Leonard A. Schlesinger, Charles F. Kiefer, and Paul B. Brown sought a solution to a problem that increasingly vexes not only business executives but anyone trying to make choices about which direction to take when creating something. How do you forecast future possibilities and choose among options in a world grown suddenly more risky and unpredictable? The question led the authors to look at the thinking and decision-making of entrepreneurs, “because there is nothing more uncertain than starting a business.” Here’s some of what they discovered:
“When you look at how entrepreneurs reason, you immediately notice that most of the successful ones approach uncertainty in the same way, and it is radically different from the way the rest of us do.
“Most of us use what can be called predictive reasoning when trying to create something new (whether it’s a project, new product or service offering, or even an entire enterprise). We:
1. Forecast the future.
2. Construct a number of plans for achieving that future, then pick the optimal one to pursue.
3. Amass all the necessary resources (education, money, help, and so forth) necessary to achieve our plan.
4. And then we go out and make that plan a reality.
“We have become so indoctrinated with this way of thinking that it is more or less the only way we approach anything.
“But what is a very smart approach in a world of knowable variables is not smart at all when the world’s governing circumstance is uncertainty, and variables can’t be predicted. Think of the uncertainty embedded in questions such as, Is quitting my job and starting something new a good idea? Will the prototype we’re developing at work find a market?
“When the future is unknowable, how we traditionally reason is ineffective at predicting what will happen next. Forecasting pro forma results grows closer to folly.
“So, if reasoned forecasting based on historical information won’t work, how should we proceed toward the future instead? That’s where the entrepreneurs come in. They:
1. Take a small (‘smart’) step toward what they desire.
2. Pause to see what they learned by taking the step; and…
3. Build that learning into what they do next.
“This process of Act-Learn-Build is repeated until the creators are happy with the result or decide that they don’t want to (or can’t afford to) continue. Pilot and adapt.
“The pivotal move in the process may be the ‘smart step.’ What’s a smart step? It is an action based on the resources you have at hand, and it never puts at risk more than you can afford to lose.
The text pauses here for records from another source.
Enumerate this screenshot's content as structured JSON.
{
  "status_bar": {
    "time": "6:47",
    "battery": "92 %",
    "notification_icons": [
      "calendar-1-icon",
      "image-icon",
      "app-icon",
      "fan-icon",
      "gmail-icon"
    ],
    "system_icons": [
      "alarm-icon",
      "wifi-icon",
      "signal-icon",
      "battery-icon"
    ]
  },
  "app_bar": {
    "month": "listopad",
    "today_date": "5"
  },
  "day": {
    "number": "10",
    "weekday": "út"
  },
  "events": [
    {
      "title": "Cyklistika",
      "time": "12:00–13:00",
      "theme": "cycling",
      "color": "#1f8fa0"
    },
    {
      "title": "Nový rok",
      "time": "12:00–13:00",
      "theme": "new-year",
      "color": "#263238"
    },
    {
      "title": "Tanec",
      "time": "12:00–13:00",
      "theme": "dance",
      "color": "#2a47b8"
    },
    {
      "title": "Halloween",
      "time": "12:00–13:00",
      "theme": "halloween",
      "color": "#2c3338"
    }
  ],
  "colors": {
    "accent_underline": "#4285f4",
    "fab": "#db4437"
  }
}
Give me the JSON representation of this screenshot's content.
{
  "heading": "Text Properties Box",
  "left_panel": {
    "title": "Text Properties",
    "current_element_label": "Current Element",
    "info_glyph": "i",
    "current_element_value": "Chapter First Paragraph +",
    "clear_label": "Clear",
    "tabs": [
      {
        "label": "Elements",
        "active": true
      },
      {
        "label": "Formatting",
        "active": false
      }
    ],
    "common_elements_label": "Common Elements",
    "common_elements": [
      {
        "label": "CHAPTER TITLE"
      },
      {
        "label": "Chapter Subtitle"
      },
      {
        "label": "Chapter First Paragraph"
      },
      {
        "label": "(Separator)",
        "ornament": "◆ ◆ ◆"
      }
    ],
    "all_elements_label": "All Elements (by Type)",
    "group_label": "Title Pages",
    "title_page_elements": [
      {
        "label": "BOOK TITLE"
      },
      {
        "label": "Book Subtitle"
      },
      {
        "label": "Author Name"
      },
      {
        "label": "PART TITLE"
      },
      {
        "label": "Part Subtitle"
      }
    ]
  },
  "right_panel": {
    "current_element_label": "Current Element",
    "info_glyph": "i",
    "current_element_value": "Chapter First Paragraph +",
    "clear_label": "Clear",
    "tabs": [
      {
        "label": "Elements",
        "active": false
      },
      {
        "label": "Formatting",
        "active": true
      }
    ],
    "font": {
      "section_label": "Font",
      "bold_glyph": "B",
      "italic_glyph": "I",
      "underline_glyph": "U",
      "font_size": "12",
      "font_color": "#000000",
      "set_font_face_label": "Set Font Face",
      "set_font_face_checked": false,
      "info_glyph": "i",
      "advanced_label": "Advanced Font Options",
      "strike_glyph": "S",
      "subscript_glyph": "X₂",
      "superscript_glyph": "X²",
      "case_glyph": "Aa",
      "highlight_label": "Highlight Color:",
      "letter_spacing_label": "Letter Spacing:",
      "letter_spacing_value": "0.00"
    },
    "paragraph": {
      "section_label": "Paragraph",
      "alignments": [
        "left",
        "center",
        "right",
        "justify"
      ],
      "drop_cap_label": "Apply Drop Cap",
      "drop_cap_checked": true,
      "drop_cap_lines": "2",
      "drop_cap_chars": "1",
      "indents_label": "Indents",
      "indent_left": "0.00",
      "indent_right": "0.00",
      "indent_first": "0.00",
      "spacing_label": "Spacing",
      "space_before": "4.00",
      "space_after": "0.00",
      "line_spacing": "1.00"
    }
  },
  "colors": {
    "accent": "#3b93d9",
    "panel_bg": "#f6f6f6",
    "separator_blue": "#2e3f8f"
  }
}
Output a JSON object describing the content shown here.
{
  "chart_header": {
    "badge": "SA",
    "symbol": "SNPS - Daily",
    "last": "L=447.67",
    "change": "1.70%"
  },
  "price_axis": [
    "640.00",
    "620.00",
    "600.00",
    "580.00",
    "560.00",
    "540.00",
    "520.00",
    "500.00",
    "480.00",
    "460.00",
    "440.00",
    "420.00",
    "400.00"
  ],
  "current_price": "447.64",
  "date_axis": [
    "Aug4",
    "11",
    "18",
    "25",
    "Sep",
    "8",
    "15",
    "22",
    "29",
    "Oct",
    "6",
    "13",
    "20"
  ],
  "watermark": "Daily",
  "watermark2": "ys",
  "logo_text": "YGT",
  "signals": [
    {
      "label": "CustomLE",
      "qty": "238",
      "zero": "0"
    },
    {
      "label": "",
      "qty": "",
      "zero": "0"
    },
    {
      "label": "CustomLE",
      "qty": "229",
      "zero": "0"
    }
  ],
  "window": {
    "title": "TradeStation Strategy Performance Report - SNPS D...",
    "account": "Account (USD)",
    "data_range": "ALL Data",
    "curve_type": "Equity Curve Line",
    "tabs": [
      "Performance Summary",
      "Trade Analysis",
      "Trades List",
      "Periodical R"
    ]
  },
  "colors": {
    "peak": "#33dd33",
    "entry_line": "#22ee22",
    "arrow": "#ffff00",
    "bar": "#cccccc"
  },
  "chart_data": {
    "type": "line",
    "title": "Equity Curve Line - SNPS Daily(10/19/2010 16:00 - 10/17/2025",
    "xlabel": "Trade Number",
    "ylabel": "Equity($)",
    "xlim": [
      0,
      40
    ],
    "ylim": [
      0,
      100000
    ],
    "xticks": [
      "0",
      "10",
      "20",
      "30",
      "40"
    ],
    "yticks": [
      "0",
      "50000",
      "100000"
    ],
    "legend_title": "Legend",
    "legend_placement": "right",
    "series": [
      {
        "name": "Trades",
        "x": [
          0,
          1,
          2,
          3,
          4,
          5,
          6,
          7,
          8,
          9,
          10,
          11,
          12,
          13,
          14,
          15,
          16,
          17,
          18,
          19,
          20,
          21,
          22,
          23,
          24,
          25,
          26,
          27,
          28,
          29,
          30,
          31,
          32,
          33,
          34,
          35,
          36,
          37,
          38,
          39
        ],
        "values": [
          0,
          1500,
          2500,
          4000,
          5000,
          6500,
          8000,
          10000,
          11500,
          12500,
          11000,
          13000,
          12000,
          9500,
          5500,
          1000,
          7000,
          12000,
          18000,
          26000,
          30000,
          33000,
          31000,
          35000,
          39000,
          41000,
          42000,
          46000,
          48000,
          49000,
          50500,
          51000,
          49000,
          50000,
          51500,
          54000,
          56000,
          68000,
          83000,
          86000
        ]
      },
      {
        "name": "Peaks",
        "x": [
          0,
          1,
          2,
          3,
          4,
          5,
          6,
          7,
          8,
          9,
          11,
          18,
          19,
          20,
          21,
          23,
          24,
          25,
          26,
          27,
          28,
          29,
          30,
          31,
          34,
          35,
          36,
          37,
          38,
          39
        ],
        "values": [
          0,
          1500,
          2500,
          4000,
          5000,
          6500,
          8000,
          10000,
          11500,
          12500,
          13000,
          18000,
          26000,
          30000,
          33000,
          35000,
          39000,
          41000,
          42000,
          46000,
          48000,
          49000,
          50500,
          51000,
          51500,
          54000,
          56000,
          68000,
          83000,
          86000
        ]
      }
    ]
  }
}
“Having taken the step, you pause to reflect on what you have learned. From there, you take another smart step or quit if your desire has waned (or you have discovered something else that you want more), or if you have exceeded your acceptable loss.
“You repeat this process until: a. you succeed; b. you no longer want to continue; c. you exceed your acceptable loss; or d. you prove to yourself it can’t be done.
“That’s the lesson entrepreneurs have to teach about how to take action in the face of uncertainty today.”